In 2021, the total amount of state and county scholarship dollars given reached an all-time high of $673,050 through 513 scholarships which are awarded to recipients who displayed the greatest levels of academic excellence, involvement in extracurricular activities, leadership abilities, and financial need.
KFB President Mark Haney said reaching such a milestone is a credit to the organization’s volunteer members across the state.
“Having reached such a level of awarded scholarships is a true testament to the hard work and commitment our members have for these students, their communities, and to KFB,” he said.
Haney added that helping to support students is one of the single most important things the organization does.
“A quality education is one of the most valuable assets a person will acquire in their lifetime and being able to help our students obtain their educational goals is very important to our volunteer members,” he said. “I would like to thank all those county members and leaders who work so hard each year to make this program one of the best in the country.”
Haney pointed out that often, the scholarships play an integral role in helping a student gain the higher education they desire ultimately having an effect on their lives for years to come. Mary Raper of Floyd County is a prime example of that. She received a four-year scholarship from Floyd County Farm Bureau in 1998 and is now a special education teacher in the county.
“It was very helpful because everything's expensive in college and my brother had also started college the year after me, so we had two in the family going to college at the same time so, it meant a lot to us to get the scholarship,” she said.
Raper also pointed out the benefits such scholarships have in the communities in which the students live.
“After college I stayed in my county and found a job teaching and I think the more scholarships we have available, the more students who will be graduating from college will also stay in our community,” she said.
Raper even served as a guest speaker at a Floyd County scholarship banquet to show her appreciation for the award and to encourage others to get their higher education.
Rick Messingschlager, President of the Kenton County Farm Bureau, said their scholarship program is one of the top things they do because it gives these students a sense of community, as well as helps in paying for their college tuition.
“These young people are our future agriculture, county, and state leaders and it means a lot to us, as an organization, to support them,” he said. “It also makes them feel a part of Farm Bureau and learn about those leaders who were part of Farm Bureau and the community.”
Kenton County has named three of the four scholarships they award in memory of past leaders in their area, which helps to carry on those legacies, noted Messingschlager.

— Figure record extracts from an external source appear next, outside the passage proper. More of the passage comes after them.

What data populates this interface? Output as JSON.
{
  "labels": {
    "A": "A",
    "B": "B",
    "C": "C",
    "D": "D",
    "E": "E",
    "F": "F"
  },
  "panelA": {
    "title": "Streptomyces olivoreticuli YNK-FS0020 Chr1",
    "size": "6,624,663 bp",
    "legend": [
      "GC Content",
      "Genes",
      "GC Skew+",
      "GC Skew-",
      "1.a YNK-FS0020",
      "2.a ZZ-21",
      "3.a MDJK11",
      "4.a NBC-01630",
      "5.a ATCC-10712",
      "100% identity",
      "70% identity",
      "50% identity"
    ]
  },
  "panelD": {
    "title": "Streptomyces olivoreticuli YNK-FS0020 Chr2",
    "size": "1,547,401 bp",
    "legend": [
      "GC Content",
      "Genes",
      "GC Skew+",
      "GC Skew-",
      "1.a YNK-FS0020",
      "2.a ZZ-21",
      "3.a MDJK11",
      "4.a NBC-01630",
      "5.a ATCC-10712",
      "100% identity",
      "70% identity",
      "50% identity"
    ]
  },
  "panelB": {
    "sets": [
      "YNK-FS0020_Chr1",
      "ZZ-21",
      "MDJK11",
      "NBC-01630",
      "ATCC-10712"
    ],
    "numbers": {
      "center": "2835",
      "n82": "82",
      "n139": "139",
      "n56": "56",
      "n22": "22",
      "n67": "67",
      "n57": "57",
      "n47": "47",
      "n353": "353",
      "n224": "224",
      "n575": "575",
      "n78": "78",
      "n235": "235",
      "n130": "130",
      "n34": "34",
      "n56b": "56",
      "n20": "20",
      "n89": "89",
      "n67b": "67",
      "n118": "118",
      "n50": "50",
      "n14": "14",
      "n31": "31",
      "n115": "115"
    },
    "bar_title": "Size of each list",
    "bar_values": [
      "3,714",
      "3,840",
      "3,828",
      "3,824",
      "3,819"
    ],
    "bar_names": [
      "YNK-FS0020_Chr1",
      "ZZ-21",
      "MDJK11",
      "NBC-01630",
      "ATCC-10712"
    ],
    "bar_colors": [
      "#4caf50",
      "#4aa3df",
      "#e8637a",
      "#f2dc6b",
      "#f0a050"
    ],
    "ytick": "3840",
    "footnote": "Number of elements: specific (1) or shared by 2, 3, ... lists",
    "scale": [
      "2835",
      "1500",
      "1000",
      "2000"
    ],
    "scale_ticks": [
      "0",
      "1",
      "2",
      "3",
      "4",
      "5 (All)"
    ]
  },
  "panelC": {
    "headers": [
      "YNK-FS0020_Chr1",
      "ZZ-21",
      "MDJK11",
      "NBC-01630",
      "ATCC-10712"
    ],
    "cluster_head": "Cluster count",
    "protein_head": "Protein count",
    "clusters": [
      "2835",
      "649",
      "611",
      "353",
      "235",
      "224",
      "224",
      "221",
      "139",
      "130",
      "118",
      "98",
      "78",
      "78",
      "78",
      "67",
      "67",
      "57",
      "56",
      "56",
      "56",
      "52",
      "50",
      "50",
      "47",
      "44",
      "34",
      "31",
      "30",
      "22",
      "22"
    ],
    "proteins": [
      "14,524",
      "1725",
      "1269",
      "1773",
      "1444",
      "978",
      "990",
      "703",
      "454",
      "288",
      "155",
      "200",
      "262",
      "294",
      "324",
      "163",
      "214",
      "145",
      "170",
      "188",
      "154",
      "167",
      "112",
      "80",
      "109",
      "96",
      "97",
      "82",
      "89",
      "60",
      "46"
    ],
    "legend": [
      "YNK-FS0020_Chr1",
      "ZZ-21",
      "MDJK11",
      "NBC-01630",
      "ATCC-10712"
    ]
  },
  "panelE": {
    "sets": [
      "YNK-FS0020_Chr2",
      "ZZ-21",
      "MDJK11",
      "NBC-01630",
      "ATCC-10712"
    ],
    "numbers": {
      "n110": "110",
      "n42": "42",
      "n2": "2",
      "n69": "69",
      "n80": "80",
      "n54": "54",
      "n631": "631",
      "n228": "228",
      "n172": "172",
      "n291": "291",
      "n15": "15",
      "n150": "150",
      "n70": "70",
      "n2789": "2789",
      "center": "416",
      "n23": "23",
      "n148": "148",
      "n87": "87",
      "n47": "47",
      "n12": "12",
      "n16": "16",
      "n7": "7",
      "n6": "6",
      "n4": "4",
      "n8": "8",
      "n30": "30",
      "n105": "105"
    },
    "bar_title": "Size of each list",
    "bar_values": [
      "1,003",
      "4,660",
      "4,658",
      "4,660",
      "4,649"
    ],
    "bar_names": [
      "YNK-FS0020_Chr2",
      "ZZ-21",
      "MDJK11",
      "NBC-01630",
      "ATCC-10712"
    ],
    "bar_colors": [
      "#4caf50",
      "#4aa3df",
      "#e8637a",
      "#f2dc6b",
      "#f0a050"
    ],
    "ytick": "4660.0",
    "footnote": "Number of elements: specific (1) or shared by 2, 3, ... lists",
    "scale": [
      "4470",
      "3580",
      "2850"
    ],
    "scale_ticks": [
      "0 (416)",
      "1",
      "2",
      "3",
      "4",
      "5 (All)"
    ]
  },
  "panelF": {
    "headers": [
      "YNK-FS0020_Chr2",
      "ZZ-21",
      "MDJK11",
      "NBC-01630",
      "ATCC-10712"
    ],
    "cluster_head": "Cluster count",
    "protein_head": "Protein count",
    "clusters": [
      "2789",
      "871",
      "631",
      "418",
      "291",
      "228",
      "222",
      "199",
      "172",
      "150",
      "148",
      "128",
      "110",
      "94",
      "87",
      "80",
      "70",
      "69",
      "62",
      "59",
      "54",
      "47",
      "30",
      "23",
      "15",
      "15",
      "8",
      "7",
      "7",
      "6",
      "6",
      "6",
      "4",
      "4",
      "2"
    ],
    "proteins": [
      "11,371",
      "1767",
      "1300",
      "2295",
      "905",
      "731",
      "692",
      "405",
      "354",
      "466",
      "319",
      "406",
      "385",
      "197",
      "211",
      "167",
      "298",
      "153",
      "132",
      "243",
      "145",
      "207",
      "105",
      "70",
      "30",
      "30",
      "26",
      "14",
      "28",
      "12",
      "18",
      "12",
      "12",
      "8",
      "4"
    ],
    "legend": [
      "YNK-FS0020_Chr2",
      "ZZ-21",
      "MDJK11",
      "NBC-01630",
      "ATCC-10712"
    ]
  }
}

“I can't say enough about those gentlemen that the scholarships have been named for. William Durr was an agent and a leader that helped Farm Bureau to grow in this county; Warren Van Horn was a great agriculture leader in the county; and Jim Kannady was a past president, and also very well known in our county,” he said. “These past leaders helped set the stage for the program we have today, which we see as not only an investment in our young people but an investment in our community.”
Casey Chittenden, President of the Livingston County Farm Bureau said the scholarship program is something their board members have always taken great pride in.
“We’ve just always had a board that's very passionate about our scholarship program and have always wanted to give as many dollars as we could, which we felt like has been a pretty good amount for no bigger a county than what we are,” he said.
Chittenden added that he has heard from many of the scholarship recipients over the years who are always very appreciative of what Farm Bureau does for students.
“Everybody has always been very appreciative, and I think, for the most part, our scholarship winners generally go on to get their four-year course of studies completed,” he said. “So, we feel like that we have done a lot of good for our students, as well as our county and the organization, through the scholarship program.”